In 1768 he resigned his professorship. He was also a member of the Academy of Sciences in Erfurt profit and the Royal Swedish Academy of Sciences.

Work

Rouelle is to be regarded as a forerunner of modern chemistry in France. Through his lectures, he was the best chemist who worked in France at the end of the 18th century, from. For example, Antoine Laurent de Lavoisier was from 1761 one of his students. But Denis Diderot heard in the period 1754 to 1757 his lectures regularly in the Jardin du Roi.Ein further encyclopedist Paul Henri Thiry d' Holbach sat almost at the same time with the content of his lectures and chemistry apart.

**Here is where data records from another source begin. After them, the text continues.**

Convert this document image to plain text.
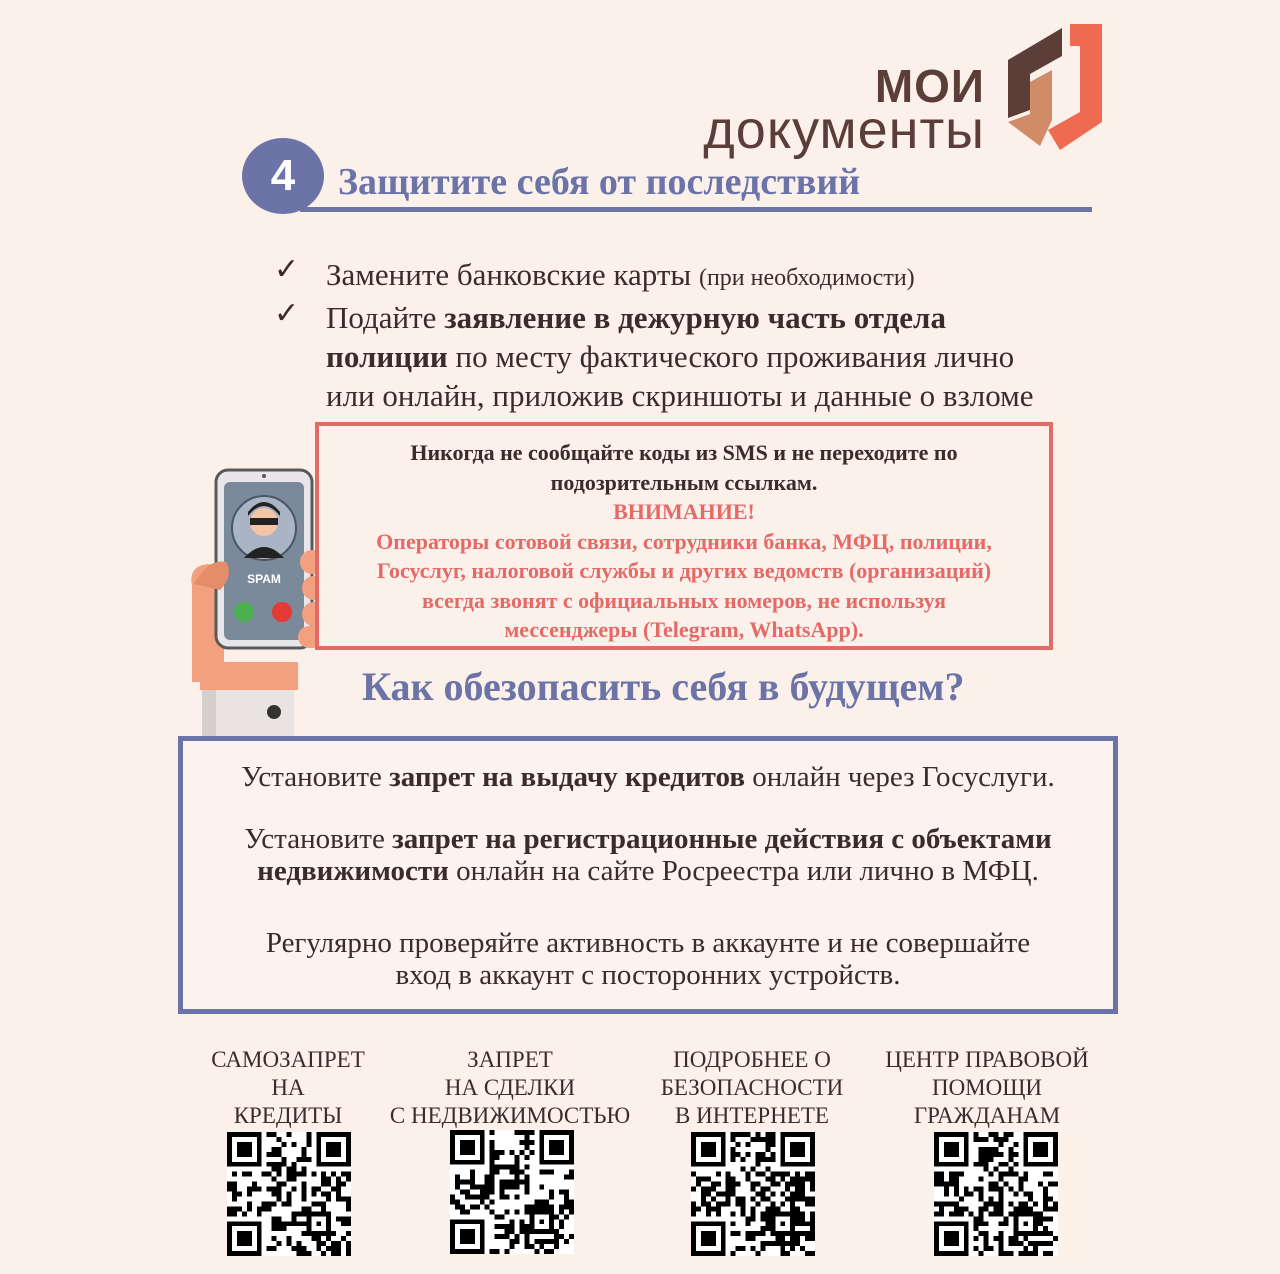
МОИ
документы
4	Защитите себя от последствий
✓ Замените банковские карты (при необходимости)
✓ Подайте заявление в дежурную часть отдела
полиции по месту фактического проживания лично
или онлайн, приложив скриншоты и данные о взломе
SPAM
Никогда не сообщайте коды из SMS и не переходите по
подозрительным ссылкам.
ВНИМАНИЕ!
Операторы сотовой связи, сотрудники банка, МФЦ, полиции,
Госуслуг, налоговой службы и других ведомств (организаций)
всегда звонят с официальных номеров, не используя
мессенджеры (Telegram, WhatsApp).
Как обезопасить себя в будущем?
Установите запрет на выдачу кредитов онлайн через Госуслуги.
Установите запрет на регистрационные действия с объектами
недвижимости онлайн на сайте Росреестра или лично в МФЦ.
Регулярно проверяйте активность в аккаунте и не совершайте
вход в аккаунт с посторонних устройств.
САМОЗАПРЕТ
НА
КРЕДИТЫ
ЗАПРЕТ
НА СДЕЛКИ
С НЕДВИЖИМОСТЬЮ
ПОДРОБНЕЕ О
БЕЗОПАСНОСТИ
В ИНТЕРНЕТЕ
ЦЕНТР ПРАВОВОЙ
ПОМОЩИ
ГРАЖДАНАМ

By distillation of tin chloride and alcohol, he discovered in 1759 the slight salt ether ( hydrochloric ether ), examined tartrate salts and the effects of sulfuric acid ( H2SO4) on fats and essential oils. He was able to define the concept of salt exact Through his research, which he divided it into neutral, acidic and basic salts. He already used the term in 1754 as the opposite of acid base.

He developed a general theory of salts, but he shared the neutral salts into two broad classes, depending on the different amounts of water which was necessary to bring them into solution. These main classes have now been further subdivided; later further methods for classification about the shape of the crystals, the way has their formation, etc. time. Eventually led the schema in two main classes, divided into six sub-classes and then the acid and base groups which they contain, respectively.

Rouelle was a supporter of the phlogiston theory of Georg Ernst steel whose thoughts he shared. Nevertheless, the phlogiston concept of steel and Johann Juncker learns by Rouelle a reassessment. For Rouelle phlogiston not like in the contemplation of steel was only a " Fire rag " and one aspect of "earth" or " earthen " terra pinguis or greasy earth, they corresponded to the oily liquid of the alchemists, the oily the substances, sulphurous and would lend flammable property.

Writings (selection )

  • Memoire sur les Sels neutres, Dans une division propose lequel on méthodique de ces Sels, qui les moyens facilite pour parvenir à la théorie de leur crystal lization. In: Histoire de l' Académie Royale des Sciences. Paris 1744, pp. 353-364 (online).
  • Sur le sel marin (premiere partie. ) De la crystal lization du Sel marin. In: Histoire de l' Académie Royale des Sciences. Paris 1745, pp. 57-79 (online).
  • Sur L' inflammation de l' huile de Térébinthine, par l' acide nitreux pure, suivant le procédé de Borrichius; Et sur ​​l' inflammation de plusieurs huiles essential, & par avec le expression méme acidic, avec l' acide & conjointement vitriolique. In: Histoire de l' Académie Royale des Sciences. Paris 1747, pp. 34-56 (online).
  • Sur les Embaumemens of Egyptiens, Premier Mémoire Dans lequel on fait voir que les fondemens de l'art of Embaumemens égyptiens sont en partie Contenus dans la description, qu'en a donné Hérodote, où l' on déterminé & quelles sont matières qu ' on employoit dans ces Embaumemens. In: Histoire de l' Académie Royale des Sciences. Paris 1750, p.123 -150 (online).
  • Mémoire sur les Sels neutres, Dan lequel on fait deux nouvelles connoitre classes de Sels neutres, & l' le Développement on phénomène singulier de l' acide dans ces excès d' sels. In: Histoire de l' Académie Royale des Sciences. Paris 1754, S.572 -588 (online).